Ce nouveau courant doit son origine à la présentation que fit Edward Wilson, en 1975, de la théorie de Hamilton dans son ouvrage Sociobiology. A New Synthesis ; il y développe des concepts tels que la valeur de survie, la sélection de parentèle (sélection des comportements altruistes dirigés vers des apparentés) et l'évolution de l'altruisme et des groupes sociaux. Pour les tenants de l'écologie comportementale, cette synthèse pose les fondements d'une approche évolutionniste du comportement social. Avec la nouvelle vision du vivant des années 1960, les gènes sont au centre des préoccupations scientifiques et l'animal est considéré comme un simple vecteur de son bagage génétique ( R. Dawkins). Dans la logique évolutionniste, pour qu'un comportement soit retenu au cours de la sélection naturelle, il doit conférer à l'individu qui le présente un avantage qui l'emporte sur les inconvénients et les risques qu'il peut engendrer. En 1978, John Krebs et Nicholas Davies co-éditent Behavioural Ecology : an evolutionary approach, où ils reprennent l'approche de Wilson mais en l'appliquant à l'ensemble des comportements. Très rapidement, l'écologie comportementale affirme incarner à elle seule l'étude scientifique du comportement alors qu'elle se concentre sur les causes ultimes et néglige les mécanismes qui sous-tendent les comportements, ne réalisant ainsi qu'une partie du programme fondateur de Tinbergen. Par exemple, l'altruisme réciproque a été proposé par l'écologie comportementale afin d'expliquer la coopération entre individus non apparentés (on peut aider un individu non apparenté s'il nous aide en retour). Depuis lors, il a été démontré que la majorité des animaux ne possèdent pas les capacités cognitives nécessaires à la réalisation d'un tel comportement (évaluer ce qu'on a donné et ce qu'on a reçu) (J. R. Stevens et al., 2005 ; A. Ramseyer et al., 2006 ; K. Jensen et al., 2006). Tenir pour acquis que les animaux développent des stratégies sans avoir préalablement exploré s'ils en étaient réellement capables revient à déconnecter les causes proximales des causes ultimes et peut conduire à des interprétations erronées des comportements.

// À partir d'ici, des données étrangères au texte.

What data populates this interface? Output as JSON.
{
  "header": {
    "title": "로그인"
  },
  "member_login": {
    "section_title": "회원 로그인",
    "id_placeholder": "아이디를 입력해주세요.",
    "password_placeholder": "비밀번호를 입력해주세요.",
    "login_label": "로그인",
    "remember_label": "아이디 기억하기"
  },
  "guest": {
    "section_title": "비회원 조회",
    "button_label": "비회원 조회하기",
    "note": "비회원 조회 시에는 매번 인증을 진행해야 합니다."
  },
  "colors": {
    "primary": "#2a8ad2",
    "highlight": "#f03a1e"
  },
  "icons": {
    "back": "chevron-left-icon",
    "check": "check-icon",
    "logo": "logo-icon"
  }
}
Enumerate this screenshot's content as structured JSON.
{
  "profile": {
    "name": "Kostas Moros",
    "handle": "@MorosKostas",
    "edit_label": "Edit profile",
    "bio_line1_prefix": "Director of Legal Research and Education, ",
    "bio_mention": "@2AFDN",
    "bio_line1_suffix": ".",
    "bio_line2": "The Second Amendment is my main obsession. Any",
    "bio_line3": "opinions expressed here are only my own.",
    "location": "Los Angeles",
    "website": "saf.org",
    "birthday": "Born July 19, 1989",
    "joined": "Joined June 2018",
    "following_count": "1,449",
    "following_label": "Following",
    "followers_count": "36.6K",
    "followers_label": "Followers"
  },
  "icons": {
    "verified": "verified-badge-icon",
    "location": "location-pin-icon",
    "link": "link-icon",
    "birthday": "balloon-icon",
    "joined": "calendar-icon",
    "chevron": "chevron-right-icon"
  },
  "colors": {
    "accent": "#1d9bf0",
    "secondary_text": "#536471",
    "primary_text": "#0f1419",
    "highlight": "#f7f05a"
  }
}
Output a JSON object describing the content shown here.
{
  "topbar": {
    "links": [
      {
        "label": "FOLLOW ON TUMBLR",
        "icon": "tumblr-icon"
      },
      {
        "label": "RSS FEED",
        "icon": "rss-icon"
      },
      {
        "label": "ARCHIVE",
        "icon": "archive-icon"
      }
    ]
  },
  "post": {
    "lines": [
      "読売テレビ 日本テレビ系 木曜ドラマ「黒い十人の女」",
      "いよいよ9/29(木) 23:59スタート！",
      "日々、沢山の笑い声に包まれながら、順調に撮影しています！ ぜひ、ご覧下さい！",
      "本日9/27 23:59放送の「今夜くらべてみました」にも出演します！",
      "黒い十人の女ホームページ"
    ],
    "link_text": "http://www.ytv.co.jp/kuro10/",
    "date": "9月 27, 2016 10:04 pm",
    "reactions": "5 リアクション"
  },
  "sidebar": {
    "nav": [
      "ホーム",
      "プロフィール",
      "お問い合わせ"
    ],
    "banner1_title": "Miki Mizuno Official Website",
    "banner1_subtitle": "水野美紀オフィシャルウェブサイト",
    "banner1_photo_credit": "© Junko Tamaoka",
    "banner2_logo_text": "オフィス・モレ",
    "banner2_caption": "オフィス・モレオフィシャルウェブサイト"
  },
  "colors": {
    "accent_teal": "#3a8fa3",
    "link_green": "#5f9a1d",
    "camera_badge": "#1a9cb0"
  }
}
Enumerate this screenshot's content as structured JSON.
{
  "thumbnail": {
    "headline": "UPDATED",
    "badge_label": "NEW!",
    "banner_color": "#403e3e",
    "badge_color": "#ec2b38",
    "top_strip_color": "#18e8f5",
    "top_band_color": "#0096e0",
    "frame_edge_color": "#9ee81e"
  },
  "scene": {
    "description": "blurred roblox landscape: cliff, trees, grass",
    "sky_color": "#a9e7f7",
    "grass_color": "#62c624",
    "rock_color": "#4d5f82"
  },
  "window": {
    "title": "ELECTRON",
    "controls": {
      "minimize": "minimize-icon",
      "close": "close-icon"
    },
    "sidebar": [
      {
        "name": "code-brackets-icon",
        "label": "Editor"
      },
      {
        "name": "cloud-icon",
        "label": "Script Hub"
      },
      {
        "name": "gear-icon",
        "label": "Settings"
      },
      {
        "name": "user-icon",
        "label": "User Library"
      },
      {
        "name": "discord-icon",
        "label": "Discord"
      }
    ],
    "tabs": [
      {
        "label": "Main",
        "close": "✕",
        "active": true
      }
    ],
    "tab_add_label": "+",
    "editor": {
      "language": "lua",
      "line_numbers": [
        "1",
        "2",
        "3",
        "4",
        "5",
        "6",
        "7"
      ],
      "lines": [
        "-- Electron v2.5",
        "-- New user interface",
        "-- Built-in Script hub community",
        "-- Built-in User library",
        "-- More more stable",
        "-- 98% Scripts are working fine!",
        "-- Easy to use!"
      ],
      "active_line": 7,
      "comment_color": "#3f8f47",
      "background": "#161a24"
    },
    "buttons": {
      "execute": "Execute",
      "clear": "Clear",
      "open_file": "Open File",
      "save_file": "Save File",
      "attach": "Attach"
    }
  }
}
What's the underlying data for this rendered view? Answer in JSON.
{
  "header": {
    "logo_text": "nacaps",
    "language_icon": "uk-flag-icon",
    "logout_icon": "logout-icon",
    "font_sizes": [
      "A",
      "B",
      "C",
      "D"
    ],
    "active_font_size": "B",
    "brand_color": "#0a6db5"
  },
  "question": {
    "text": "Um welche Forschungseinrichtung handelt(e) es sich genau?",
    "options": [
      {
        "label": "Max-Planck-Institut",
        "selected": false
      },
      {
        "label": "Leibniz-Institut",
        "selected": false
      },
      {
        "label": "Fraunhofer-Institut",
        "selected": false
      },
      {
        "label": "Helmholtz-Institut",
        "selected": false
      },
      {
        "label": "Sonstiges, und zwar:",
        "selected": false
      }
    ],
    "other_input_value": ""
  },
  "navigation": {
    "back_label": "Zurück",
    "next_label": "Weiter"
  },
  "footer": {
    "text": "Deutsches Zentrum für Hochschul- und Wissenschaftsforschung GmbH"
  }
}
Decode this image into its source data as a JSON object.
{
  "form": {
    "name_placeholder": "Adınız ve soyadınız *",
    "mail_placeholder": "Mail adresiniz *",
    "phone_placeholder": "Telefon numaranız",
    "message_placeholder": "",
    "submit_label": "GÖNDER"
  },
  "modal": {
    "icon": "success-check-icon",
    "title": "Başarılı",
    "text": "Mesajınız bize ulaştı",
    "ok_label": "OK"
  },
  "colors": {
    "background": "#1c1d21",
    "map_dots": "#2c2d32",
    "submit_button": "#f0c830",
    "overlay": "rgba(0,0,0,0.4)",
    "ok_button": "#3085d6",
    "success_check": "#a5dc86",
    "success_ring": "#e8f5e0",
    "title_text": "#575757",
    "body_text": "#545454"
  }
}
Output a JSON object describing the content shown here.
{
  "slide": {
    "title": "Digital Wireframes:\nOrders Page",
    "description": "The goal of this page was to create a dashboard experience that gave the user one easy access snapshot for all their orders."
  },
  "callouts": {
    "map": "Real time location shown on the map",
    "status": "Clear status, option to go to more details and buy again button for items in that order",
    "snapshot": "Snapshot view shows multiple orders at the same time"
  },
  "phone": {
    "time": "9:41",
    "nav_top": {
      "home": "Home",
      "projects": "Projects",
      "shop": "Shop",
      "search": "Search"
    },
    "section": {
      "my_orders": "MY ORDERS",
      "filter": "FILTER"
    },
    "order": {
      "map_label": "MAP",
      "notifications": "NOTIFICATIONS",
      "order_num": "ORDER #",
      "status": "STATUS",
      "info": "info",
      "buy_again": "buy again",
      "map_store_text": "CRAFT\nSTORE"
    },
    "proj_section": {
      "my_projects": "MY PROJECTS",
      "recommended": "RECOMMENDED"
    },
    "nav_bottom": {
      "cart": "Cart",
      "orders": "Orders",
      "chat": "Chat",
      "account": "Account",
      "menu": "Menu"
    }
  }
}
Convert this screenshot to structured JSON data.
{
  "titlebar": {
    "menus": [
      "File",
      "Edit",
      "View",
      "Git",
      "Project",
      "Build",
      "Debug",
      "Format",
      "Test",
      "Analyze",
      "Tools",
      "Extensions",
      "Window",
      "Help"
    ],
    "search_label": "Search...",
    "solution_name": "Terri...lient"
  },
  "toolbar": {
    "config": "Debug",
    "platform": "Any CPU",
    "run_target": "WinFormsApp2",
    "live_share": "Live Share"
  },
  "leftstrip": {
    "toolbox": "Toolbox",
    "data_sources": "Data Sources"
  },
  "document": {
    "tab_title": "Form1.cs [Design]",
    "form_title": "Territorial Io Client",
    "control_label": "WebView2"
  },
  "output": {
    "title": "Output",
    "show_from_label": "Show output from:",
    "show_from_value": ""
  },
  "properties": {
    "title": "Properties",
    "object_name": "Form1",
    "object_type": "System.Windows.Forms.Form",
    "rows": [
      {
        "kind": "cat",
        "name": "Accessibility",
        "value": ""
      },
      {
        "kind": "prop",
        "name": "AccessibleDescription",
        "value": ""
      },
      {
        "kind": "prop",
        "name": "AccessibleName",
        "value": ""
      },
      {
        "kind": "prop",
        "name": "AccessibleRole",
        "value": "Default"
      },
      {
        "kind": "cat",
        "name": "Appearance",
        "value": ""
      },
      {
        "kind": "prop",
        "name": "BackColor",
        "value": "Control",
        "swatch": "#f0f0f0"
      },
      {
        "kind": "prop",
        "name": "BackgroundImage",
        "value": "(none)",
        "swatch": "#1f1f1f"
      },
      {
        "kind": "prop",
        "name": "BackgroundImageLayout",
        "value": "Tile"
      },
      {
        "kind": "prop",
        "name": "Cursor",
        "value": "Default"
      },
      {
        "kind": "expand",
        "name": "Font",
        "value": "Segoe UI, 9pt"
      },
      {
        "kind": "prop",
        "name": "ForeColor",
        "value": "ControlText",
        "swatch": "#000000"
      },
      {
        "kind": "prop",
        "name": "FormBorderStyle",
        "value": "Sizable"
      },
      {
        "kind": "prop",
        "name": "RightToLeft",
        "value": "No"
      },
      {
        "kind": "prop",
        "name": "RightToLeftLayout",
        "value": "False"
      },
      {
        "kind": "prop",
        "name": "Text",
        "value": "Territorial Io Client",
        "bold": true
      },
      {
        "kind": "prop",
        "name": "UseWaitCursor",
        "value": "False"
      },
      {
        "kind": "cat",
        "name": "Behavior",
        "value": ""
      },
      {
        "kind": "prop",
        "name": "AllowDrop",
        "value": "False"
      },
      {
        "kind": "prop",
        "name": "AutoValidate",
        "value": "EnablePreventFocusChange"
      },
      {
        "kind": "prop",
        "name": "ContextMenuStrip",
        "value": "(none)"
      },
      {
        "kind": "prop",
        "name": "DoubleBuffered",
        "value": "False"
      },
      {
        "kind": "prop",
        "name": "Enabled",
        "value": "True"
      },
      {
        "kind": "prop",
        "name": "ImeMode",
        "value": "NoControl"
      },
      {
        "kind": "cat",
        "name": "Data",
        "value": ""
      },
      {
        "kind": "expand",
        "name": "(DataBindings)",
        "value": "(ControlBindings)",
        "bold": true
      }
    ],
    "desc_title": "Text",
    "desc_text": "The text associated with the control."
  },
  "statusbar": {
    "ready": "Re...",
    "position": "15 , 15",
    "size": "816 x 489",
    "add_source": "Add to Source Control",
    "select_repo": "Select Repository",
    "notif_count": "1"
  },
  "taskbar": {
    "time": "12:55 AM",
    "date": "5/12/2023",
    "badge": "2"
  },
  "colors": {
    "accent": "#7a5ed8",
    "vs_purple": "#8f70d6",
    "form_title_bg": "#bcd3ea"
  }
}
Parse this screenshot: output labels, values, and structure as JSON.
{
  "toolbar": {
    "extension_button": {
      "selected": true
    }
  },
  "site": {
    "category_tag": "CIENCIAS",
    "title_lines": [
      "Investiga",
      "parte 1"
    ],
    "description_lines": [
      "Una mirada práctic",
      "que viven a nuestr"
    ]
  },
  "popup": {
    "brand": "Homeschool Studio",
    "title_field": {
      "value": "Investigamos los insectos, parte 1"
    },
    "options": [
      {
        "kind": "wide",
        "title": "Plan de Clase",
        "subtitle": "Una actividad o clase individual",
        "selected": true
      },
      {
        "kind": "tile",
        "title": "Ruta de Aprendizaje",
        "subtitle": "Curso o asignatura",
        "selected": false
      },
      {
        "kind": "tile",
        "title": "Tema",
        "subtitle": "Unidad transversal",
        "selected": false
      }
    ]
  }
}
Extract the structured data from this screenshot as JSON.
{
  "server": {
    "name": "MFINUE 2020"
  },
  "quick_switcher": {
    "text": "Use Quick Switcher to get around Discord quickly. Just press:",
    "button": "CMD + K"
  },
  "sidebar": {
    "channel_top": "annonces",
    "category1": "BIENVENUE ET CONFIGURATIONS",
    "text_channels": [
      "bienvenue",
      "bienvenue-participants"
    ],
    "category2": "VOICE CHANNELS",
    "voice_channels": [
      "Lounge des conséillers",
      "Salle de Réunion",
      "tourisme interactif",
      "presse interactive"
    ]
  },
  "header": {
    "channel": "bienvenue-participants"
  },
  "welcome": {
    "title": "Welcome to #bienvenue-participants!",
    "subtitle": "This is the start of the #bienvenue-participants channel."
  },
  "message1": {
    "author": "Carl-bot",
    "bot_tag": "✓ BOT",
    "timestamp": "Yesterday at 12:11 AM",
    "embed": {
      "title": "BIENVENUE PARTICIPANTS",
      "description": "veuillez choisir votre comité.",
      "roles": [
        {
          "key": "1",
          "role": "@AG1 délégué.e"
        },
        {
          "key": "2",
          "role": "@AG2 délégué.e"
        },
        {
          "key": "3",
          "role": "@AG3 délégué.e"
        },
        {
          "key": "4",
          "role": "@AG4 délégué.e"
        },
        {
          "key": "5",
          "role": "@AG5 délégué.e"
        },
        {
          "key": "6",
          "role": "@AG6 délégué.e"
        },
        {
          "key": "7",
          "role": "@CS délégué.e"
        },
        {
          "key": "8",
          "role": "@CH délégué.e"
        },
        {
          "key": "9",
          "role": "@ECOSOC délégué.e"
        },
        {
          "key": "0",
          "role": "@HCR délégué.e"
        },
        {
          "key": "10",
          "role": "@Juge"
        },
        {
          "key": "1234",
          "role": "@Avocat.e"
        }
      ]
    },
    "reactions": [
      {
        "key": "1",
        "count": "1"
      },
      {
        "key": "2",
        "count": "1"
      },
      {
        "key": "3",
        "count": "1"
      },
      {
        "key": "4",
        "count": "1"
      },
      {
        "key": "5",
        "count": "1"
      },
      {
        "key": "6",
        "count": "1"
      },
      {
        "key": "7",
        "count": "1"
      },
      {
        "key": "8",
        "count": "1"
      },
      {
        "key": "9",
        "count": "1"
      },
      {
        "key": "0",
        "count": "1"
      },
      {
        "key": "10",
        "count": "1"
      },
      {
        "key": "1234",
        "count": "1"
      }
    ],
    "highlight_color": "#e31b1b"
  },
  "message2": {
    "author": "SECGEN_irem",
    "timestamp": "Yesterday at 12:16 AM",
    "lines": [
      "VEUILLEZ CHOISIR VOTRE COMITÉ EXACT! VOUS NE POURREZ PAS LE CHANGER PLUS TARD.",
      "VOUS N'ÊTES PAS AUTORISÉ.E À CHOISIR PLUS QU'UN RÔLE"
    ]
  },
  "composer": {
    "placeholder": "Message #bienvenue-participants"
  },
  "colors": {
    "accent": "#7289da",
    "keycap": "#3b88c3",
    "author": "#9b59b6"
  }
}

Ainsi, la confrontation de la perspective fonctionnaliste (causalité ultime) et du point de vue structuraliste (causalité proximale), qui existait déjà au temps de Darwin, reste d'actualité. Les recherches évolutionnistes – qui présument que les divers aspects morphologiques, physiologiques et comportementaux des organismes représentent des solutions adaptatives optimales aux problèmes rencontrés par les individus – sont regroupées par Richard Lewontin (1979) sous le vocable de programme adaptationniste. Ce programme[...]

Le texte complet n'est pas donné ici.